Pela manhã, lançou no Planalto um plano requentado de revitalização da Bacia do Rio São Francisco, o “Novo Chico”, batismo por certo inspirado na novela global Velho Chico, em exibição. Uma tentativa de cativar senadores do Nordeste, região campeã do “Fora Temer”, como Antonio Carlos Valadares, do PSB de Sergipe e pró-impeachment, e Otto Alencar, do PSD da Bahia e que se manteve pró-Dilma, ambos presentes ao evento.
De quebra, o interino aproveitou para anunciar que mandara o Ministério do Planejamento pagar todas as obras de até 10 milhões de reais, uma festa para parlamentares autores de emendas ao orçamento. No fim da tarde, abriu o gabinete para a senadora goiana Lúcia Vânia, do PSB, uma suposta indecisa que na hora H foi de Temer.

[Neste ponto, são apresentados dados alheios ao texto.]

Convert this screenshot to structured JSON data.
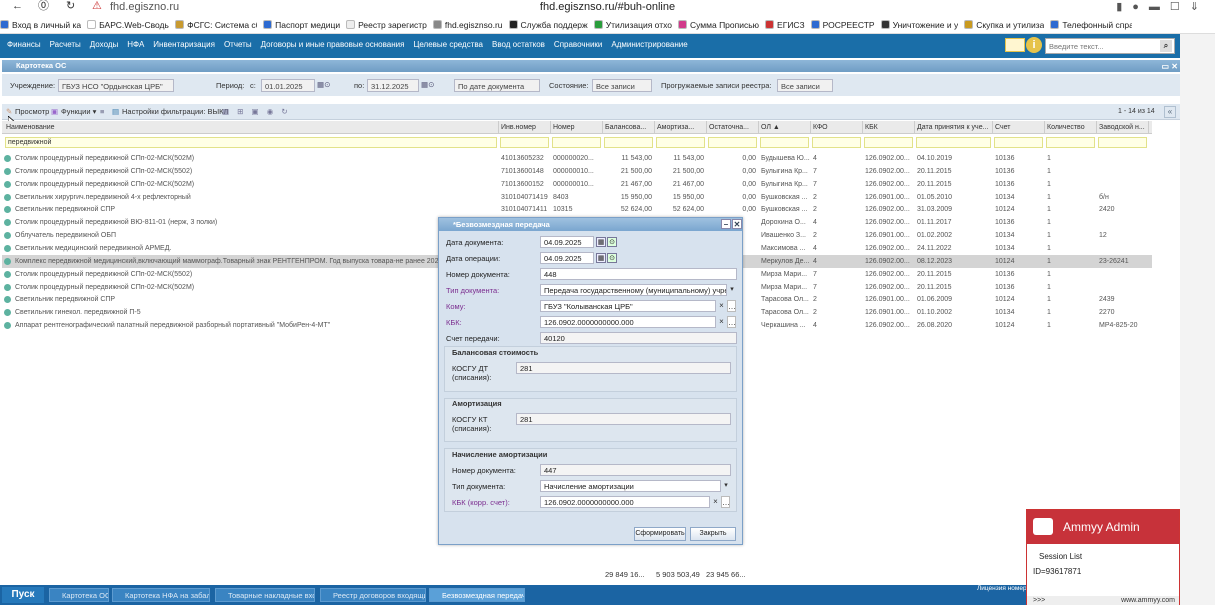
{
  "browser": {
    "back": "←",
    "forward": "⓪",
    "reload": "↻",
    "warn": "⚠",
    "host": "fhd.egiszno.ru",
    "url": "fhd.egisznso.ru/#buh-online",
    "bookmarks": [
      {
        "label": "Вход в личный ка",
        "color": "#2d6ad1"
      },
      {
        "label": "БАРС.Web-Своды",
        "color": "#ffffff"
      },
      {
        "label": "ФСГС: Система сб",
        "color": "#c89a30"
      },
      {
        "label": "Паспорт медици",
        "color": "#2d6ad1"
      },
      {
        "label": "Реестр зарегистр",
        "color": "#eeeeee"
      },
      {
        "label": "fhd.egisznso.ru",
        "color": "#888888"
      },
      {
        "label": "Служба поддерж",
        "color": "#222222"
      },
      {
        "label": "Утилизация отхо",
        "color": "#2a9d3c"
      },
      {
        "label": "Сумма Прописью",
        "color": "#d13a8a"
      },
      {
        "label": "ЕГИСЗ",
        "color": "#c33"
      },
      {
        "label": "РОСРЕЕСТР",
        "color": "#2d6ad1"
      },
      {
        "label": "Уничтожение и у",
        "color": "#333"
      },
      {
        "label": "Скупка и утилиза",
        "color": "#c99a20"
      },
      {
        "label": "Телефонный спра",
        "color": "#2d6ad1"
      }
    ]
  },
  "appnav": {
    "menu": [
      "Финансы",
      "Расчеты",
      "Доходы",
      "НФА",
      "Инвентаризация",
      "Отчеты",
      "Договоры и иные правовые основания",
      "Целевые средства",
      "Ввод остатков",
      "Справочники",
      "Администрирование"
    ],
    "search_placeholder": "Введите текст..."
  },
  "panel": {
    "title": "Картотека ОС",
    "filters": {
      "institution_label": "Учреждение:",
      "institution_value": "ГБУЗ НСО \"Ордынская ЦРБ\"",
      "period_label": "Период:",
      "from_label": "с:",
      "from_value": "01.01.2025",
      "to_label": "по:",
      "to_value": "31.12.2025",
      "date_mode": "По дате документа",
      "state_label": "Состояние:",
      "state_value": "Все записи",
      "loaded_label": "Прогружаемые записи реестра:",
      "loaded_value": "Все записи"
    },
    "toolbar": {
      "view": "Просмотр",
      "functions": "Функции ▾",
      "filter_settings": "Настройки фильтрации: ВЫКЛ"
    },
    "pager": "1 - 14 из 14",
    "columns": [
      "Наименование",
      "Инв.номер",
      "Номер",
      "Балансова...",
      "Амортиза...",
      "Остаточна...",
      "ОЛ ▲",
      "КФО",
      "КБК",
      "Дата принятия к уче...",
      "Счет",
      "Количество",
      "Заводской н..."
    ],
    "filter_text": "передвижной",
    "rows": [
      [
        "Столик процедурный передвижной СПп-02-МСК(502М)",
        "41013605232",
        "000000020...",
        "11 543,00",
        "11 543,00",
        "0,00",
        "Будышева Ю...",
        "4",
        "126.0902.00...",
        "04.10.2019",
        "10136",
        "1",
        ""
      ],
      [
        "Столик процедурный передвижной СПп-02-МСК(5502)",
        "71013600148",
        "000000010...",
        "21 500,00",
        "21 500,00",
        "0,00",
        "Булыгина Кр...",
        "7",
        "126.0902.00...",
        "20.11.2015",
        "10136",
        "1",
        ""
      ],
      [
        "Столик процедурный передвижной СПп-02-МСК(502М)",
        "71013600152",
        "000000010...",
        "21 467,00",
        "21 467,00",
        "0,00",
        "Булыгина Кр...",
        "7",
        "126.0902.00...",
        "20.11.2015",
        "10136",
        "1",
        ""
      ],
      [
        "Светильник хирургич.передвижной 4-х рефлекторный",
        "310104071419",
        "8403",
        "15 950,00",
        "15 950,00",
        "0,00",
        "Бушковская ...",
        "2",
        "126.0901.00...",
        "01.05.2010",
        "10134",
        "1",
        "б/н"
      ],
      [
        "Светильник передвижной СПР",
        "310104071411",
        "10315",
        "52 624,00",
        "52 624,00",
        "0,00",
        "Бушковская ...",
        "2",
        "126.0902.00...",
        "31.03.2009",
        "10124",
        "1",
        "2420"
      ],
      [
        "Столик процедурный передвижной ВЮ-811-01 (нерж, 3 полки)",
        "",
        "",
        "",
        "",
        "",
        "Дорохина О...",
        "4",
        "126.0902.00...",
        "01.11.2017",
        "10136",
        "1",
        ""
      ],
      [
        "Облучатель передвижной ОБП",
        "",
        "",
        "",
        "",
        "",
        "Ивашенко З...",
        "2",
        "126.0901.00...",
        "01.02.2002",
        "10134",
        "1",
        "12"
      ],
      [
        "Светильник медицинский передвижной АРМЕД.",
        "",
        "",
        "",
        "",
        "",
        "Максимова ...",
        "4",
        "126.0902.00...",
        "24.11.2022",
        "10134",
        "1",
        ""
      ],
      [
        "Комплекс передвижной медицинский,включающий маммограф.Товарный знак РЕНТГЕНПРОМ. Год выпуска товара-не ранее 2022г.",
        "",
        "",
        "",
        "",
        "",
        "Меркулов Де...",
        "4",
        "126.0902.00...",
        "08.12.2023",
        "10124",
        "1",
        "23-26241"
      ],
      [
        "Столик процедурный передвижной СПп-02-МСК(5502)",
        "",
        "",
        "",
        "",
        "",
        "Мирза Мари...",
        "7",
        "126.0902.00...",
        "20.11.2015",
        "10136",
        "1",
        ""
      ],
      [
        "Столик процедурный передвижной СПп-02-МСК(502М)",
        "",
        "",
        "",
        "",
        "",
        "Мирза Мари...",
        "7",
        "126.0902.00...",
        "20.11.2015",
        "10136",
        "1",
        ""
      ],
      [
        "Светильник передвижной СПР",
        "",
        "",
        "",
        "",
        "",
        "Тарасова Ол...",
        "2",
        "126.0901.00...",
        "01.06.2009",
        "10124",
        "1",
        "2439"
      ],
      [
        "Светильник гинекол. передвижной П-5",
        "",
        "",
        "",
        "",
        "",
        "Тарасова Ол...",
        "2",
        "126.0901.00...",
        "01.10.2002",
        "10134",
        "1",
        "2270"
      ],
      [
        "Аппарат рентгенографический палатный передвижной разборный портативный \"МобиРен-4-МТ\"",
        "",
        "",
        "",
        "",
        "",
        "Черкашина ...",
        "4",
        "126.0902.00...",
        "26.08.2020",
        "10124",
        "1",
        "МР4-825-20"
      ]
    ],
    "totals": [
      "29 849 16...",
      "5 903 503,49",
      "23 945 66..."
    ]
  },
  "dialog": {
    "title": "*Безвозмездная передача",
    "doc_date_label": "Дата документа:",
    "doc_date": "04.09.2025",
    "op_date_label": "Дата операции:",
    "op_date": "04.09.2025",
    "doc_number_label": "Номер документа:",
    "doc_number": "448",
    "doc_type_label": "Тип документа:",
    "doc_type": "Передача государственному (муниципальному) учреж...",
    "to_label": "Кому:",
    "to_value": "ГБУЗ \"Колыванская ЦРБ\"",
    "kbk_label": "КБК:",
    "kbk_value": "126.0902.0000000000.000",
    "account_label": "Счет передачи:",
    "account_value": "40120",
    "balance_section": "Балансовая стоимость",
    "kosgu_dt_label": "КОСГУ ДТ (списания):",
    "kosgu_dt": "281",
    "amort_section": "Амортизация",
    "kosgu_kt_label": "КОСГУ КТ (списания):",
    "kosgu_kt": "281",
    "accrual_section": "Начисление амортизации",
    "accr_doc_number_label": "Номер документа:",
    "accr_doc_number": "447",
    "accr_doc_type_label": "Тип документа:",
    "accr_doc_type": "Начисление амортизации",
    "accr_kbk_label": "КБК (корр. счет):",
    "accr_kbk": "126.0902.0000000000.000",
    "form_button": "Сформировать",
    "close_button": "Закрыть"
  },
  "taskbar": {
    "start": "Пуск",
    "tasks": [
      "Картотека ОС",
      "Картотека НФА на забал...",
      "Товарные накладные вхо...",
      "Реестр договоров входящих",
      "Безвозмездная передача"
    ],
    "license": "Лицензия номер"
  },
  "ammyy": {
    "title": "Ammyy Admin",
    "session": "Session List",
    "id": "ID=93617871",
    "more": ">>>",
    "site": "www.ammyy.com"
  }
}
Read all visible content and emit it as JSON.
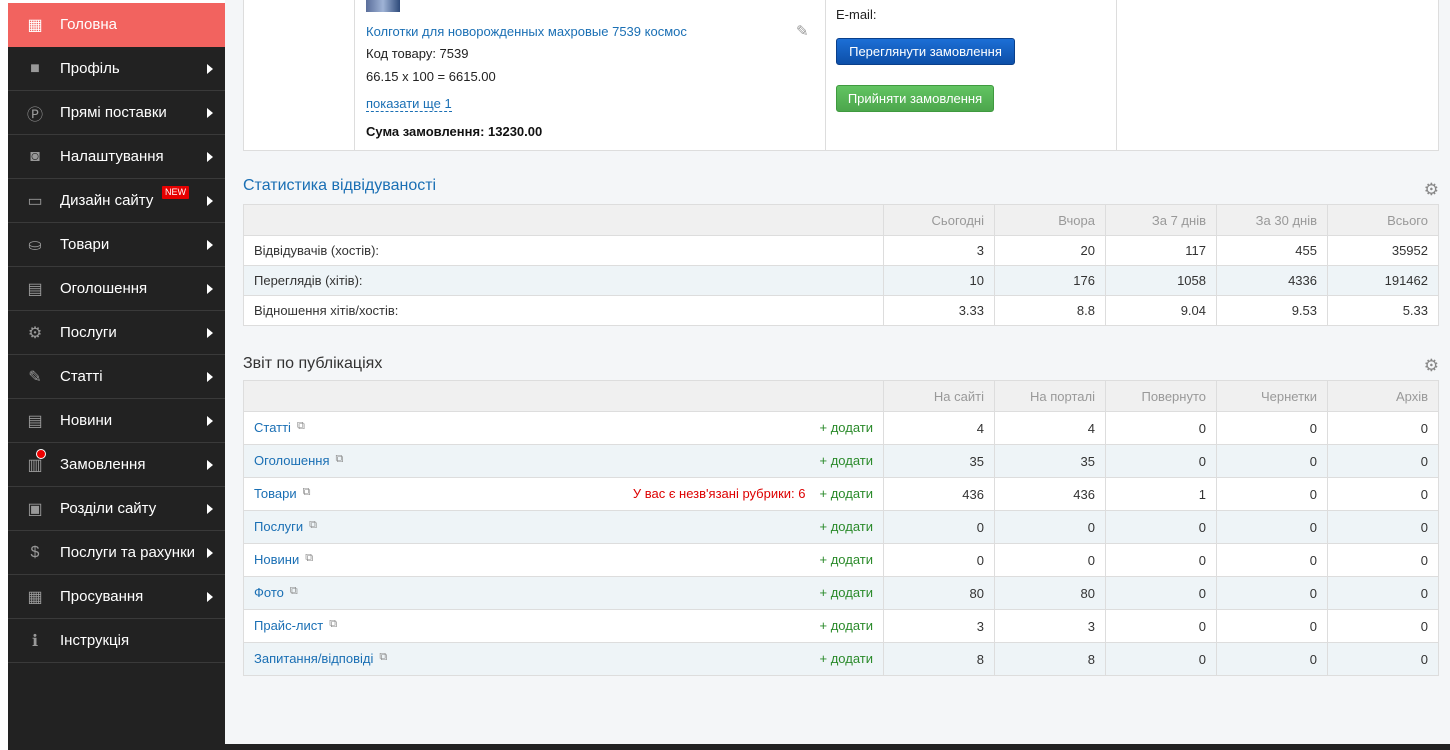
{
  "sidebar": {
    "items": [
      {
        "label": "Головна",
        "icon": "building-icon",
        "glyph": "▦",
        "active": true
      },
      {
        "label": "Профіль",
        "icon": "briefcase-icon",
        "glyph": "■",
        "arrow": true
      },
      {
        "label": "Прямі поставки",
        "icon": "direct-supply-icon",
        "glyph": "Ⓟ",
        "arrow": true
      },
      {
        "label": "Налаштування",
        "icon": "settings-icon",
        "glyph": "◙",
        "arrow": true
      },
      {
        "label": "Дизайн сайту",
        "icon": "window-icon",
        "glyph": "▭",
        "arrow": true,
        "badge": "NEW"
      },
      {
        "label": "Товари",
        "icon": "basket-icon",
        "glyph": "⛀",
        "arrow": true
      },
      {
        "label": "Оголошення",
        "icon": "clipboard-icon",
        "glyph": "▤",
        "arrow": true
      },
      {
        "label": "Послуги",
        "icon": "gear-icon",
        "glyph": "⚙",
        "arrow": true
      },
      {
        "label": "Статті",
        "icon": "pencil-icon",
        "glyph": "✎",
        "arrow": true
      },
      {
        "label": "Новини",
        "icon": "document-icon",
        "glyph": "▤",
        "arrow": true
      },
      {
        "label": "Замовлення",
        "icon": "receipt-icon",
        "glyph": "▥",
        "arrow": true,
        "dot": true
      },
      {
        "label": "Розділи сайту",
        "icon": "file-plus-icon",
        "glyph": "▣",
        "arrow": true
      },
      {
        "label": "Послуги та рахунки",
        "icon": "dollar-icon",
        "glyph": "$",
        "arrow": true
      },
      {
        "label": "Просування",
        "icon": "office-icon",
        "glyph": "▦",
        "arrow": true
      },
      {
        "label": "Інструкція",
        "icon": "info-icon",
        "glyph": "ℹ",
        "arrow": false
      }
    ]
  },
  "order": {
    "product_link": "Колготки для новорожденных махровые 7539 космос",
    "code": "Код товару: 7539",
    "calc": "66.15 x 100 = 6615.00",
    "show_more": "показати ще 1",
    "sum": "Сума замовлення: 13230.00",
    "email_label": "E-mail:",
    "view_button": "Переглянути замовлення",
    "accept_button": "Прийняти замовлення"
  },
  "visits": {
    "title": "Статистика відвідуваності",
    "headers": [
      "",
      "Сьогодні",
      "Вчора",
      "За 7 днів",
      "За 30 днів",
      "Всього"
    ],
    "rows": [
      {
        "label": "Відвідувачів (хостів):",
        "values": [
          "3",
          "20",
          "117",
          "455",
          "35952"
        ]
      },
      {
        "label": "Переглядів (хітів):",
        "values": [
          "10",
          "176",
          "1058",
          "4336",
          "191462"
        ]
      },
      {
        "label": "Відношення хітів/хостів:",
        "values": [
          "3.33",
          "8.8",
          "9.04",
          "9.53",
          "5.33"
        ]
      }
    ]
  },
  "publications": {
    "title": "Звіт по публікаціях",
    "headers": [
      "",
      "На сайті",
      "На порталі",
      "Повернуто",
      "Чернетки",
      "Архів"
    ],
    "add_label": "+ додати",
    "rows": [
      {
        "label": "Статті",
        "values": [
          "4",
          "4",
          "0",
          "0",
          "0"
        ]
      },
      {
        "label": "Оголошення",
        "values": [
          "35",
          "35",
          "0",
          "0",
          "0"
        ]
      },
      {
        "label": "Товари",
        "warning": "У вас є незв'язані рубрики: 6",
        "values": [
          "436",
          "436",
          "1",
          "0",
          "0"
        ]
      },
      {
        "label": "Послуги",
        "values": [
          "0",
          "0",
          "0",
          "0",
          "0"
        ]
      },
      {
        "label": "Новини",
        "values": [
          "0",
          "0",
          "0",
          "0",
          "0"
        ]
      },
      {
        "label": "Фото",
        "values": [
          "80",
          "80",
          "0",
          "0",
          "0"
        ]
      },
      {
        "label": "Прайс-лист",
        "values": [
          "3",
          "3",
          "0",
          "0",
          "0"
        ]
      },
      {
        "label": "Запитання/відповіді",
        "values": [
          "8",
          "8",
          "0",
          "0",
          "0"
        ]
      }
    ]
  },
  "colors": {
    "accent": "#f2635f",
    "sidebar_bg": "#222222",
    "link": "#1a6fb4",
    "add": "#2a8a2a"
  }
}
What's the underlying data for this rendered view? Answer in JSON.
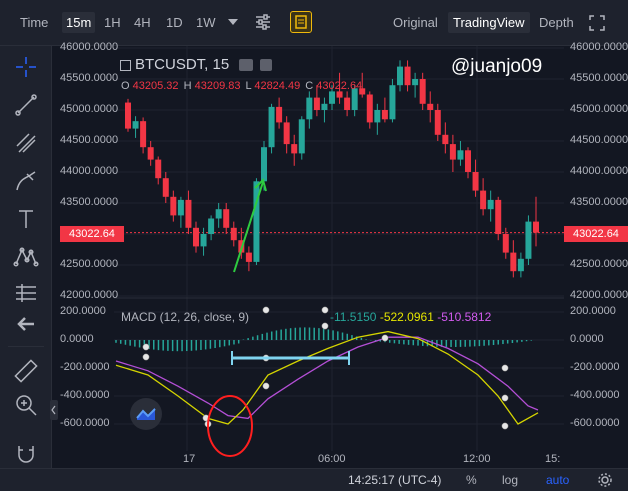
{
  "toolbar": {
    "timeframes": [
      "Time",
      "15m",
      "1H",
      "4H",
      "1D",
      "1W"
    ],
    "active_timeframe": "15m",
    "views": [
      "Original",
      "TradingView",
      "Depth"
    ],
    "active_view": "TradingView"
  },
  "chart": {
    "symbol": "BTCUSDT, 15",
    "ohlc": {
      "o_label": "O",
      "o": "43205.32",
      "h_label": "H",
      "h": "43209.83",
      "l_label": "L",
      "l": "42824.49",
      "c_label": "C",
      "c": "43022.64"
    },
    "watermark": "@juanjo09",
    "current_price": "43022.64",
    "price_axis": [
      "46000.0000",
      "45500.0000",
      "45000.0000",
      "44500.0000",
      "44000.0000",
      "43500.0000",
      "43000.0000",
      "42500.0000",
      "42000.0000"
    ],
    "price_axis_right": [
      "46000.0000",
      "45500.0000",
      "45000.0000",
      "44500.0000",
      "44000.0000",
      "43500.0000",
      "42500.0000",
      "42000.0000"
    ],
    "macd_label": "MACD (12, 26, close, 9)",
    "macd_values": {
      "hist": "-11.5150",
      "macd": "-522.0961",
      "signal": "-510.5812"
    },
    "macd_axis": [
      "200.0000",
      "0.0000",
      "-200.0000",
      "-400.0000",
      "-600.0000"
    ],
    "time_axis": [
      "17",
      "06:00",
      "12:00",
      "15:"
    ],
    "colors": {
      "up": "#26a69a",
      "down": "#f23645",
      "macd_line": "#e6e600",
      "signal_line": "#b44fd6",
      "hist_pos": "#26a69a",
      "hist_neg": "#26a69a"
    }
  },
  "status": {
    "time": "14:25:17 (UTC-4)",
    "percent": "%",
    "log": "log",
    "auto": "auto"
  },
  "candles": [
    [
      45120,
      45180,
      44650,
      44700
    ],
    [
      44700,
      44900,
      44550,
      44820
    ],
    [
      44820,
      44880,
      44300,
      44400
    ],
    [
      44400,
      44500,
      44100,
      44200
    ],
    [
      44200,
      44250,
      43800,
      43900
    ],
    [
      43900,
      44000,
      43500,
      43600
    ],
    [
      43600,
      43700,
      43200,
      43300
    ],
    [
      43300,
      43600,
      43100,
      43550
    ],
    [
      43550,
      43700,
      43000,
      43100
    ],
    [
      43100,
      43200,
      42700,
      42800
    ],
    [
      42800,
      43100,
      42650,
      43000
    ],
    [
      43000,
      43300,
      42900,
      43250
    ],
    [
      43250,
      43500,
      43100,
      43400
    ],
    [
      43400,
      43500,
      43000,
      43100
    ],
    [
      43100,
      43200,
      42800,
      42900
    ],
    [
      42900,
      43100,
      42600,
      42700
    ],
    [
      42700,
      42800,
      42400,
      42550
    ],
    [
      42550,
      43900,
      42500,
      43850
    ],
    [
      43850,
      44500,
      43700,
      44400
    ],
    [
      44400,
      45100,
      44300,
      45050
    ],
    [
      45050,
      45200,
      44700,
      44800
    ],
    [
      44800,
      44900,
      44300,
      44450
    ],
    [
      44450,
      44600,
      44100,
      44300
    ],
    [
      44300,
      44900,
      44200,
      44850
    ],
    [
      44850,
      45300,
      44700,
      45200
    ],
    [
      45200,
      45400,
      44900,
      45000
    ],
    [
      45000,
      45200,
      44800,
      45100
    ],
    [
      45100,
      45400,
      45000,
      45300
    ],
    [
      45300,
      45600,
      45100,
      45200
    ],
    [
      45200,
      45300,
      44900,
      45000
    ],
    [
      45000,
      45400,
      44900,
      45350
    ],
    [
      45350,
      45600,
      45200,
      45250
    ],
    [
      45250,
      45300,
      44700,
      44800
    ],
    [
      44800,
      45100,
      44600,
      45000
    ],
    [
      45000,
      45200,
      44800,
      44850
    ],
    [
      44850,
      45500,
      44800,
      45400
    ],
    [
      45400,
      45800,
      45300,
      45700
    ],
    [
      45700,
      45800,
      45300,
      45400
    ],
    [
      45400,
      45600,
      45200,
      45500
    ],
    [
      45500,
      45600,
      45000,
      45100
    ],
    [
      45100,
      45300,
      44800,
      45000
    ],
    [
      45000,
      45100,
      44500,
      44600
    ],
    [
      44600,
      44800,
      44300,
      44450
    ],
    [
      44450,
      44600,
      44000,
      44200
    ],
    [
      44200,
      44500,
      44100,
      44350
    ],
    [
      44350,
      44400,
      43900,
      44000
    ],
    [
      44000,
      44200,
      43600,
      43700
    ],
    [
      43700,
      43900,
      43300,
      43400
    ],
    [
      43400,
      43700,
      43200,
      43550
    ],
    [
      43550,
      43600,
      42900,
      43000
    ],
    [
      43000,
      43100,
      42600,
      42700
    ],
    [
      42700,
      42900,
      42300,
      42400
    ],
    [
      42400,
      42700,
      42300,
      42600
    ],
    [
      42600,
      43300,
      42500,
      43200
    ],
    [
      43200,
      43600,
      42800,
      43022
    ]
  ]
}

Na véspera da sessão, uma desagradável surpresa internacional para o interino. Bernie Sanders, o velhinho socialista que quase arrancou este ano uma candidatura presidencial nos EUA pelo Partido Democrata, manifestou-se sobre a situação brasileira. Para ele, a deposição de Dilma move-se a neoliberalismo – austeridade, privatizações, agenda social de direita –, explicação para o ministério de homens brancos de Temer.
Sanders acredita que a Casa Branca deveria levar em conta que muitos brasileiros e observadores apontam um “golpe” sem razões jurídicas. “Os Estados Unidos não podem sentar-se em silêncio enquanto as instituições democráticas de um dos nossos aliados mais importantes são minadas”, disse ele em nota.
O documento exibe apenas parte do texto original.